A distance-relatedness dynamic model for clustering high dimensional data of arbitrary shapes and densities

  • Authors:
  • Noha A. Yousri;Mohamed S. Kamel;Mohamed A. Ismail

  • Affiliations:
  • Computers and System Engineering, University of Alexandria, Egypt and Electrical and Computer Engineering, University of Waterloo, Ontario, Canada;Electrical and Computer Engineering, University of Waterloo, Ontario, Canada;Computers and System Engineering, University of Alexandria, Egypt

  • Venue:
  • Pattern Recognition
  • Year:
  • 2009

Quantified Score

Hi-index 0.01

Visualization

Abstract

It is important to find the natural clusters in high dimensional data where visualization becomes difficult. A natural cluster is a cluster of any shape and density, and it should not be restricted to a globular shape as a wide number of algorithms assume, or to a specific user-defined density as some density-based algorithms require.
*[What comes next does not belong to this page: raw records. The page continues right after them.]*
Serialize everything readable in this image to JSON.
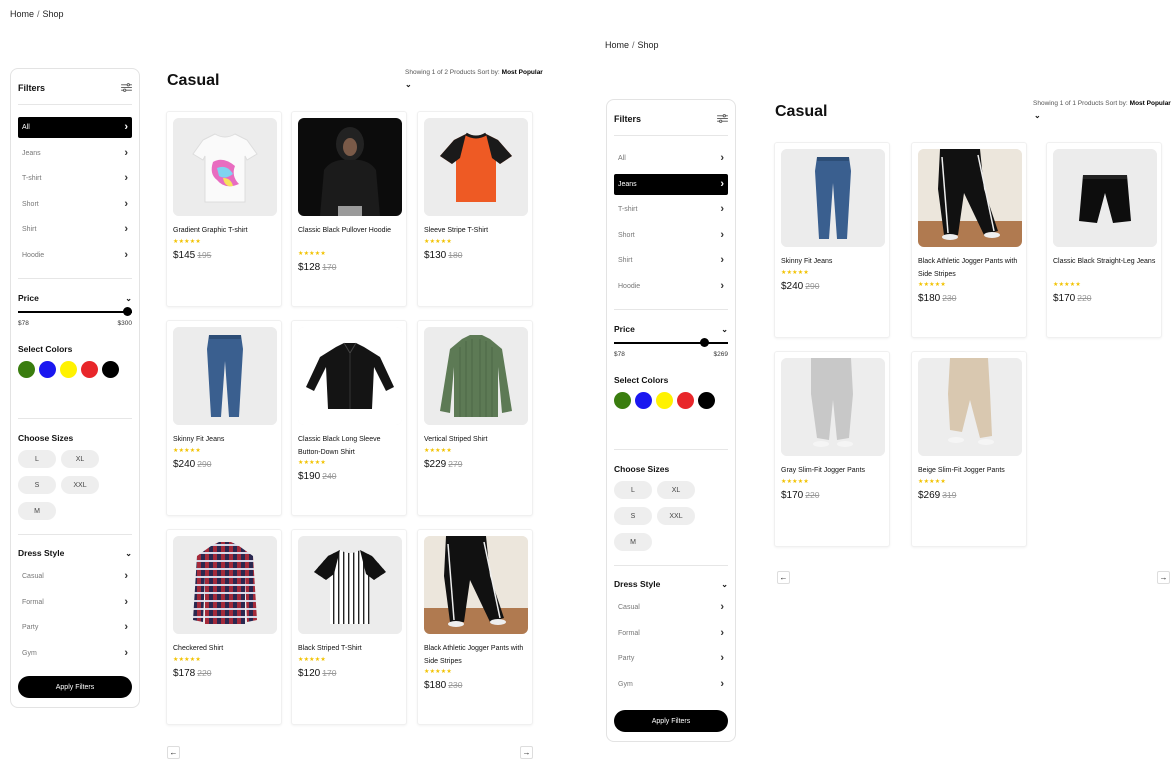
{
  "left": {
    "breadcrumb": [
      "Home",
      "Shop"
    ],
    "filters_title": "Filters",
    "categories": [
      "All",
      "Jeans",
      "T-shirt",
      "Short",
      "Shirt",
      "Hoodie"
    ],
    "active_category": 0,
    "price": {
      "title": "Price",
      "min": "$78",
      "max": "$300",
      "level": 1.0
    },
    "colors_title": "Select Colors",
    "colors": [
      "#3a7d0f",
      "#1a17f0",
      "#fff200",
      "#e8262a",
      "#000000"
    ],
    "sizes_title": "Choose Sizes",
    "sizes": [
      "L",
      "XL",
      "S",
      "XXL",
      "M"
    ],
    "dress_title": "Dress Style",
    "dress_styles": [
      "Casual",
      "Formal",
      "Party",
      "Gym"
    ],
    "apply": "Apply Filters",
    "heading": "Casual",
    "showing": "Showing 1 of 2 Products Sort by:",
    "sort": "Most Popular",
    "products": [
      {
        "name": "Gradient Graphic T-shirt",
        "stars": "★★★★★",
        "price": "$145",
        "old": "195",
        "icon": "white-graphic-tshirt"
      },
      {
        "name": "Classic Black Pullover Hoodie",
        "stars": "★★★★★",
        "price": "$128",
        "old": "170",
        "icon": "black-hoodie"
      },
      {
        "name": "Sleeve Stripe T-Shirt",
        "stars": "★★★★★",
        "price": "$130",
        "old": "180",
        "icon": "orange-black-tshirt"
      },
      {
        "name": "Skinny Fit Jeans",
        "stars": "★★★★★",
        "price": "$240",
        "old": "290",
        "icon": "blue-jeans"
      },
      {
        "name": "Classic Black Long Sleeve Button-Down Shirt",
        "stars": "★★★★★",
        "price": "$190",
        "old": "240",
        "icon": "black-shirt"
      },
      {
        "name": "Vertical Striped Shirt",
        "stars": "★★★★★",
        "price": "$229",
        "old": "279",
        "icon": "green-striped-shirt"
      },
      {
        "name": "Checkered Shirt",
        "stars": "★★★★★",
        "price": "$178",
        "old": "220",
        "icon": "checkered-shirt"
      },
      {
        "name": "Black Striped T-Shirt",
        "stars": "★★★★★",
        "price": "$120",
        "old": "170",
        "icon": "striped-tshirt"
      },
      {
        "name": "Black Athletic Jogger Pants with Side Stripes",
        "stars": "★★★★★",
        "price": "$180",
        "old": "230",
        "icon": "black-joggers"
      }
    ],
    "prev": "←",
    "next": "→"
  },
  "right": {
    "breadcrumb": [
      "Home",
      "Shop"
    ],
    "filters_title": "Filters",
    "categories": [
      "All",
      "Jeans",
      "T-shirt",
      "Short",
      "Shirt",
      "Hoodie"
    ],
    "active_category": 1,
    "price": {
      "title": "Price",
      "min": "$78",
      "max": "$269",
      "level": 0.83
    },
    "colors_title": "Select Colors",
    "colors": [
      "#3a7d0f",
      "#1a17f0",
      "#fff200",
      "#e8262a",
      "#000000"
    ],
    "sizes_title": "Choose Sizes",
    "sizes": [
      "L",
      "XL",
      "S",
      "XXL",
      "M"
    ],
    "dress_title": "Dress Style",
    "dress_styles": [
      "Casual",
      "Formal",
      "Party",
      "Gym"
    ],
    "apply": "Apply Filters",
    "heading": "Casual",
    "showing": "Showing 1 of 1 Products Sort by:",
    "sort": "Most Popular",
    "products": [
      {
        "name": "Skinny Fit Jeans",
        "stars": "★★★★★",
        "price": "$240",
        "old": "290",
        "icon": "blue-jeans"
      },
      {
        "name": "Black Athletic Jogger Pants with Side Stripes",
        "stars": "★★★★★",
        "price": "$180",
        "old": "230",
        "icon": "black-joggers"
      },
      {
        "name": "Classic Black Straight-Leg Jeans",
        "stars": "★★★★★",
        "price": "$170",
        "old": "220",
        "icon": "black-shorts"
      },
      {
        "name": "Gray Slim-Fit Jogger Pants",
        "stars": "★★★★★",
        "price": "$170",
        "old": "220",
        "icon": "gray-joggers"
      },
      {
        "name": "Beige Slim-Fit Jogger Pants",
        "stars": "★★★★★",
        "price": "$269",
        "old": "319",
        "icon": "beige-joggers"
      }
    ],
    "prev": "←",
    "next": "→"
  }
}
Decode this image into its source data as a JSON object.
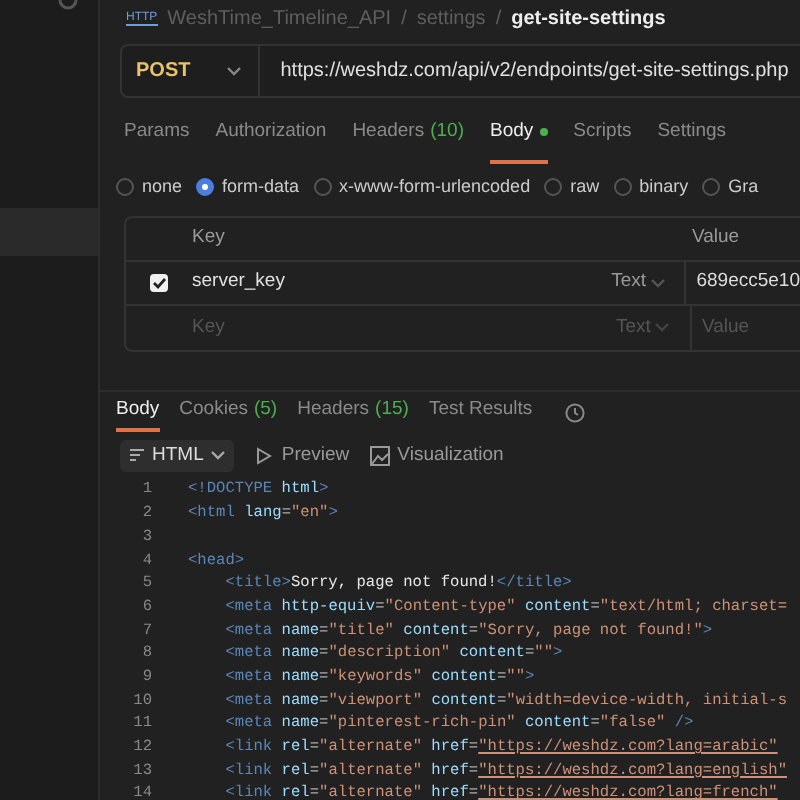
{
  "breadcrumb": {
    "badge": "HTTP",
    "parts": [
      "WeshTime_Timeline_API",
      "/",
      "settings",
      "/",
      "get-site-settings"
    ]
  },
  "request": {
    "method": "POST",
    "url": "https://weshdz.com/api/v2/endpoints/get-site-settings.php"
  },
  "request_tabs": [
    {
      "label": "Params",
      "selected": false
    },
    {
      "label": "Authorization",
      "selected": false
    },
    {
      "label": "Headers",
      "count": "(10)",
      "selected": false
    },
    {
      "label": "Body",
      "has_content": true,
      "selected": true
    },
    {
      "label": "Scripts",
      "selected": false
    },
    {
      "label": "Settings",
      "selected": false
    }
  ],
  "body_types": [
    {
      "label": "none",
      "selected": false
    },
    {
      "label": "form-data",
      "selected": true
    },
    {
      "label": "x-www-form-urlencoded",
      "selected": false
    },
    {
      "label": "raw",
      "selected": false
    },
    {
      "label": "binary",
      "selected": false
    },
    {
      "label": "Gra",
      "selected": false
    }
  ],
  "params_table": {
    "columns": [
      "Key",
      "Value"
    ],
    "rows": [
      {
        "checked": true,
        "key": "server_key",
        "type": "Text",
        "value": "689ecc5e10"
      }
    ],
    "new_row": {
      "key_placeholder": "Key",
      "type": "Text",
      "value_placeholder": "Value"
    }
  },
  "response_tabs": [
    {
      "label": "Body",
      "selected": true
    },
    {
      "label": "Cookies",
      "count": "(5)",
      "selected": false
    },
    {
      "label": "Headers",
      "count": "(15)",
      "selected": false
    },
    {
      "label": "Test Results",
      "selected": false
    }
  ],
  "view_modes": [
    {
      "label": "HTML",
      "kind": "dropdown"
    },
    {
      "label": "Preview",
      "kind": "preview"
    },
    {
      "label": "Visualization",
      "kind": "visualization"
    }
  ],
  "code_lines": [
    {
      "number": "1",
      "tokens": [
        {
          "kind": "tag",
          "text": "<!DOCTYPE"
        },
        {
          "kind": "attr",
          "text": " html"
        },
        {
          "kind": "tag",
          "text": ">"
        }
      ]
    },
    {
      "number": "2",
      "tokens": [
        {
          "kind": "tag",
          "text": "<html"
        },
        {
          "kind": "attr",
          "text": " lang"
        },
        {
          "kind": "punct",
          "text": "="
        },
        {
          "kind": "string",
          "text": "\"en\""
        },
        {
          "kind": "tag",
          "text": ">"
        }
      ]
    },
    {
      "number": "3"
    },
    {
      "number": "4",
      "tokens": [
        {
          "kind": "tag",
          "text": "<head>"
        }
      ]
    },
    {
      "number": "5",
      "tokens": [
        {
          "kind": "tag",
          "text": "    <title>"
        },
        {
          "kind": "text",
          "text": "Sorry, page not found!"
        },
        {
          "kind": "tag",
          "text": "</title>"
        }
      ]
    },
    {
      "number": "6",
      "tokens": [
        {
          "kind": "tag",
          "text": "    <meta"
        },
        {
          "kind": "attr",
          "text": " http-equiv"
        },
        {
          "kind": "punct",
          "text": "="
        },
        {
          "kind": "string",
          "text": "\"Content-type\""
        },
        {
          "kind": "attr",
          "text": " content"
        },
        {
          "kind": "punct",
          "text": "="
        },
        {
          "kind": "string",
          "text": "\"text/html; charset="
        }
      ]
    },
    {
      "number": "7",
      "tokens": [
        {
          "kind": "tag",
          "text": "    <meta"
        },
        {
          "kind": "attr",
          "text": " name"
        },
        {
          "kind": "punct",
          "text": "="
        },
        {
          "kind": "string",
          "text": "\"title\""
        },
        {
          "kind": "attr",
          "text": " content"
        },
        {
          "kind": "punct",
          "text": "="
        },
        {
          "kind": "string",
          "text": "\"Sorry, page not found!\""
        },
        {
          "kind": "tag",
          "text": ">"
        }
      ]
    },
    {
      "number": "8",
      "tokens": [
        {
          "kind": "tag",
          "text": "    <meta"
        },
        {
          "kind": "attr",
          "text": " name"
        },
        {
          "kind": "punct",
          "text": "="
        },
        {
          "kind": "string",
          "text": "\"description\""
        },
        {
          "kind": "attr",
          "text": " content"
        },
        {
          "kind": "punct",
          "text": "="
        },
        {
          "kind": "string",
          "text": "\"\""
        },
        {
          "kind": "tag",
          "text": ">"
        }
      ]
    },
    {
      "number": "9",
      "tokens": [
        {
          "kind": "tag",
          "text": "    <meta"
        },
        {
          "kind": "attr",
          "text": " name"
        },
        {
          "kind": "punct",
          "text": "="
        },
        {
          "kind": "string",
          "text": "\"keywords\""
        },
        {
          "kind": "attr",
          "text": " content"
        },
        {
          "kind": "punct",
          "text": "="
        },
        {
          "kind": "string",
          "text": "\"\""
        },
        {
          "kind": "tag",
          "text": ">"
        }
      ]
    },
    {
      "number": "10",
      "tokens": [
        {
          "kind": "tag",
          "text": "    <meta"
        },
        {
          "kind": "attr",
          "text": " name"
        },
        {
          "kind": "punct",
          "text": "="
        },
        {
          "kind": "string",
          "text": "\"viewport\""
        },
        {
          "kind": "attr",
          "text": " content"
        },
        {
          "kind": "punct",
          "text": "="
        },
        {
          "kind": "string",
          "text": "\"width=device-width, initial-s"
        }
      ]
    },
    {
      "number": "11",
      "tokens": [
        {
          "kind": "tag",
          "text": "    <meta"
        },
        {
          "kind": "attr",
          "text": " name"
        },
        {
          "kind": "punct",
          "text": "="
        },
        {
          "kind": "string",
          "text": "\"pinterest-rich-pin\""
        },
        {
          "kind": "attr",
          "text": " content"
        },
        {
          "kind": "punct",
          "text": "="
        },
        {
          "kind": "string",
          "text": "\"false\""
        },
        {
          "kind": "tag",
          "text": " />"
        }
      ]
    },
    {
      "number": "12",
      "tokens": [
        {
          "kind": "tag",
          "text": "    <link"
        },
        {
          "kind": "attr",
          "text": " rel"
        },
        {
          "kind": "punct",
          "text": "="
        },
        {
          "kind": "string",
          "text": "\"alternate\""
        },
        {
          "kind": "attr",
          "text": " href"
        },
        {
          "kind": "punct",
          "text": "="
        },
        {
          "kind": "link",
          "text": "\"https://weshdz.com?lang=arabic\""
        }
      ]
    },
    {
      "number": "13",
      "tokens": [
        {
          "kind": "tag",
          "text": "    <link"
        },
        {
          "kind": "attr",
          "text": " rel"
        },
        {
          "kind": "punct",
          "text": "="
        },
        {
          "kind": "string",
          "text": "\"alternate\""
        },
        {
          "kind": "attr",
          "text": " href"
        },
        {
          "kind": "punct",
          "text": "="
        },
        {
          "kind": "link",
          "text": "\"https://weshdz.com?lang=english\""
        }
      ]
    },
    {
      "number": "14",
      "tokens": [
        {
          "kind": "tag",
          "text": "    <link"
        },
        {
          "kind": "attr",
          "text": " rel"
        },
        {
          "kind": "punct",
          "text": "="
        },
        {
          "kind": "string",
          "text": "\"alternate\""
        },
        {
          "kind": "attr",
          "text": " href"
        },
        {
          "kind": "punct",
          "text": "="
        },
        {
          "kind": "link",
          "text": "\"https://weshdz.com?lang=french\""
        }
      ]
    }
  ]
}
In this work, it is proposed to solve the problem by maximizing the relatedness of distances between patterns in the same cluster. It is then possible to distinguish clusters based on their distance-based densities. A novel dynamic model is proposed based on new distance-relatedness measures and clustering criteria. The proposed algorithm ''Mitosis'' is able to discover clusters of arbitrary shapes and arbitrary densities in high dimensional data. It has a good computational complexity compared to related algorithms. It performs very well on high dimensional data, discovering clusters that cannot be found by known algorithms. It also identifies outliers in the data as a by-product of the cluster formation process. A validity measure that depends on the main clustering criterion is also proposed to tune the algorithm's parameters. The theoretical bases of the algorithm and its steps are presented. Its performance is illustrated by comparing it with related algorithms on several data sets.